# Power Door Lock Wiring



## ecrase2500 (Dec 31, 2004)

Hey gang,

I know some of you guys have wiring diagrams so hopefully I can trouble you to look something up on my behalf. I'm looking for a lead that goes hot when you hit the "unlock" button -- ideally a lead that's specific to the remote receiver's output, but that's not crucial. I guess another factor would be ease of access to the wire; I'm not even sure where the remote door lock module is located.

Background: the voltage regulator/startup-shutdown controller I ordered for my car PC has a "pulse start" feature that lets me use a short "on" burst from any 12V source to activate the computer's startup, so I don't have to endure long boot times after I've turned the key in the ignition. The voltage regulator lets the PC survive the engine cranking. I've decided to use the door unlock power to trigger the computer. Once the ACC lead is on, the SSC will ignore input from the the pulse start lead, so I can unlock the doors with the computer on without shutting it off.

Thanks in advance!


----------



## ValBoo (May 19, 2003)

*Power door & immobilizer unit*

Pierre,
I see where you are going with this....

and will give it some thought.... (how about the "interior map light" that comes on for 30 seconds when you unlock your doors ?)
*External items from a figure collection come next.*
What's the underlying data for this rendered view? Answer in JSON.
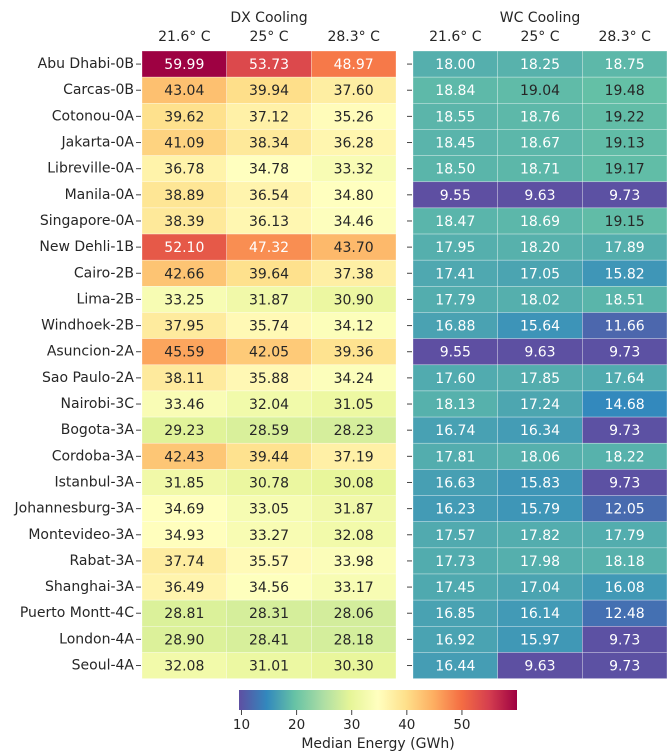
{
  "chart_data": {
    "type": "heatmap",
    "rows": [
      "Abu Dhabi-0B",
      "Carcas-0B",
      "Cotonou-0A",
      "Jakarta-0A",
      "Libreville-0A",
      "Manila-0A",
      "Singapore-0A",
      "New Dehli-1B",
      "Cairo-2B",
      "Lima-2B",
      "Windhoek-2B",
      "Asuncion-2A",
      "Sao Paulo-2A",
      "Nairobi-3C",
      "Bogota-3A",
      "Cordoba-3A",
      "Istanbul-3A",
      "Johannesburg-3A",
      "Montevideo-3A",
      "Rabat-3A",
      "Shanghai-3A",
      "Puerto Montt-4C",
      "London-4A",
      "Seoul-4A"
    ],
    "panels": [
      {
        "title": "DX Cooling",
        "columns": [
          "21.6° C",
          "25° C",
          "28.3° C"
        ],
        "values": [
          [
            59.99,
            53.73,
            48.97
          ],
          [
            43.04,
            39.94,
            37.6
          ],
          [
            39.62,
            37.12,
            35.26
          ],
          [
            41.09,
            38.34,
            36.28
          ],
          [
            36.78,
            34.78,
            33.32
          ],
          [
            38.89,
            36.54,
            34.8
          ],
          [
            38.39,
            36.13,
            34.46
          ],
          [
            52.1,
            47.32,
            43.7
          ],
          [
            42.66,
            39.64,
            37.38
          ],
          [
            33.25,
            31.87,
            30.9
          ],
          [
            37.95,
            35.74,
            34.12
          ],
          [
            45.59,
            42.05,
            39.36
          ],
          [
            38.11,
            35.88,
            34.24
          ],
          [
            33.46,
            32.04,
            31.05
          ],
          [
            29.23,
            28.59,
            28.23
          ],
          [
            42.43,
            39.44,
            37.19
          ],
          [
            31.85,
            30.78,
            30.08
          ],
          [
            34.69,
            33.05,
            31.87
          ],
          [
            34.93,
            33.27,
            32.08
          ],
          [
            37.74,
            35.57,
            33.98
          ],
          [
            36.49,
            34.56,
            33.17
          ],
          [
            28.81,
            28.31,
            28.06
          ],
          [
            28.9,
            28.41,
            28.18
          ],
          [
            32.08,
            31.01,
            30.3
          ]
        ],
        "value_labels": [
          [
            "59.99",
            "53.73",
            "48.97"
          ],
          [
            "43.04",
            "39.94",
            "37.60"
          ],
          [
            "39.62",
            "37.12",
            "35.26"
          ],
          [
            "41.09",
            "38.34",
            "36.28"
          ],
          [
            "36.78",
            "34.78",
            "33.32"
          ],
          [
            "38.89",
            "36.54",
            "34.80"
          ],
          [
            "38.39",
            "36.13",
            "34.46"
          ],
          [
            "52.10",
            "47.32",
            "43.70"
          ],
          [
            "42.66",
            "39.64",
            "37.38"
          ],
          [
            "33.25",
            "31.87",
            "30.90"
          ],
          [
            "37.95",
            "35.74",
            "34.12"
          ],
          [
            "45.59",
            "42.05",
            "39.36"
          ],
          [
            "38.11",
            "35.88",
            "34.24"
          ],
          [
            "33.46",
            "32.04",
            "31.05"
          ],
          [
            "29.23",
            "28.59",
            "28.23"
          ],
          [
            "42.43",
            "39.44",
            "37.19"
          ],
          [
            "31.85",
            "30.78",
            "30.08"
          ],
          [
            "34.69",
            "33.05",
            "31.87"
          ],
          [
            "34.93",
            "33.27",
            "32.08"
          ],
          [
            "37.74",
            "35.57",
            "33.98"
          ],
          [
            "36.49",
            "34.56",
            "33.17"
          ],
          [
            "28.81",
            "28.31",
            "28.06"
          ],
          [
            "28.90",
            "28.41",
            "28.18"
          ],
          [
            "32.08",
            "31.01",
            "30.30"
          ]
        ]
      },
      {
        "title": "WC Cooling",
        "columns": [
          "21.6° C",
          "25° C",
          "28.3° C"
        ],
        "values": [
          [
            18.0,
            18.25,
            18.75
          ],
          [
            18.84,
            19.04,
            19.48
          ],
          [
            18.55,
            18.76,
            19.22
          ],
          [
            18.45,
            18.67,
            19.13
          ],
          [
            18.5,
            18.71,
            19.17
          ],
          [
            9.55,
            9.63,
            9.73
          ],
          [
            18.47,
            18.69,
            19.15
          ],
          [
            17.95,
            18.2,
            17.89
          ],
          [
            17.41,
            17.05,
            15.82
          ],
          [
            17.79,
            18.02,
            18.51
          ],
          [
            16.88,
            15.64,
            11.66
          ],
          [
            9.55,
            9.63,
            9.73
          ],
          [
            17.6,
            17.85,
            17.64
          ],
          [
            18.13,
            17.24,
            14.68
          ],
          [
            16.74,
            16.34,
            9.73
          ],
          [
            17.81,
            18.06,
            18.22
          ],
          [
            16.63,
            15.83,
            9.73
          ],
          [
            16.23,
            15.79,
            12.05
          ],
          [
            17.57,
            17.82,
            17.79
          ],
          [
            17.73,
            17.98,
            18.18
          ],
          [
            17.45,
            17.04,
            16.08
          ],
          [
            16.85,
            16.14,
            12.48
          ],
          [
            16.92,
            15.97,
            9.73
          ],
          [
            16.44,
            9.63,
            9.73
          ]
        ],
        "value_labels": [
          [
            "18.00",
            "18.25",
            "18.75"
          ],
          [
            "18.84",
            "19.04",
            "19.48"
          ],
          [
            "18.55",
            "18.76",
            "19.22"
          ],
          [
            "18.45",
            "18.67",
            "19.13"
          ],
          [
            "18.50",
            "18.71",
            "19.17"
          ],
          [
            "9.55",
            "9.63",
            "9.73"
          ],
          [
            "18.47",
            "18.69",
            "19.15"
          ],
          [
            "17.95",
            "18.20",
            "17.89"
          ],
          [
            "17.41",
            "17.05",
            "15.82"
          ],
          [
            "17.79",
            "18.02",
            "18.51"
          ],
          [
            "16.88",
            "15.64",
            "11.66"
          ],
          [
            "9.55",
            "9.63",
            "9.73"
          ],
          [
            "17.60",
            "17.85",
            "17.64"
          ],
          [
            "18.13",
            "17.24",
            "14.68"
          ],
          [
            "16.74",
            "16.34",
            "9.73"
          ],
          [
            "17.81",
            "18.06",
            "18.22"
          ],
          [
            "16.63",
            "15.83",
            "9.73"
          ],
          [
            "16.23",
            "15.79",
            "12.05"
          ],
          [
            "17.57",
            "17.82",
            "17.79"
          ],
          [
            "17.73",
            "17.98",
            "18.18"
          ],
          [
            "17.45",
            "17.04",
            "16.08"
          ],
          [
            "16.85",
            "16.14",
            "12.48"
          ],
          [
            "16.92",
            "15.97",
            "9.73"
          ],
          [
            "16.44",
            "9.63",
            "9.73"
          ]
        ]
      }
    ],
    "colorbar": {
      "label": "Median Energy (GWh)",
      "lim": [
        9.55,
        59.99
      ],
      "ticks": [
        10,
        20,
        30,
        40,
        50
      ]
    },
    "colormap": [
      "#5e4fa2",
      "#3288bd",
      "#66c2a5",
      "#abdda4",
      "#e6f598",
      "#ffffbf",
      "#fee08b",
      "#fdae61",
      "#f46d43",
      "#d53e4f",
      "#9e0142"
    ]
  }
}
HOWEVER, I have just been alerted that power door and immobilizer unit information that has been publicly shared could have been used to help thieves get away with your X-Trail.

So this thread will be closely monitored, ideas are welcomed, but:
DO NOT POST SENSITIVE WIRING DIAGRAMS HERE. 


Later,


----------



## ecrase2500 (Dec 31, 2004)

ValBoo said:


> So this thread will be closely monitored, ideas are welcomed, but:
> DO NOT POST SENSITIVE WIRING DIAGRAMS HERE.


Thanks ValBoo. Feel free to PM me anything that might be too sensitive for public viewing.


----------



## ecrase2500 (Dec 31, 2004)

*bump*

Can anyone help me? If not a post of the full diagram for security reasons, PM me or just post the color wire to look for in which location...

Thanks in advance!

Pierre


----------



## aussietrail (Sep 24, 2004)

ecrase2500 said:


> Can anyone help me? If not a post of the full diagram for security reasons, PM me or just post the color wire to look for in which location...
> 
> Thanks in advance!
> 
> Pierre


Hi Pierre,

I got the door lock security diagram here with me now. Please PM me your email address and I'll send it to you direct.


----------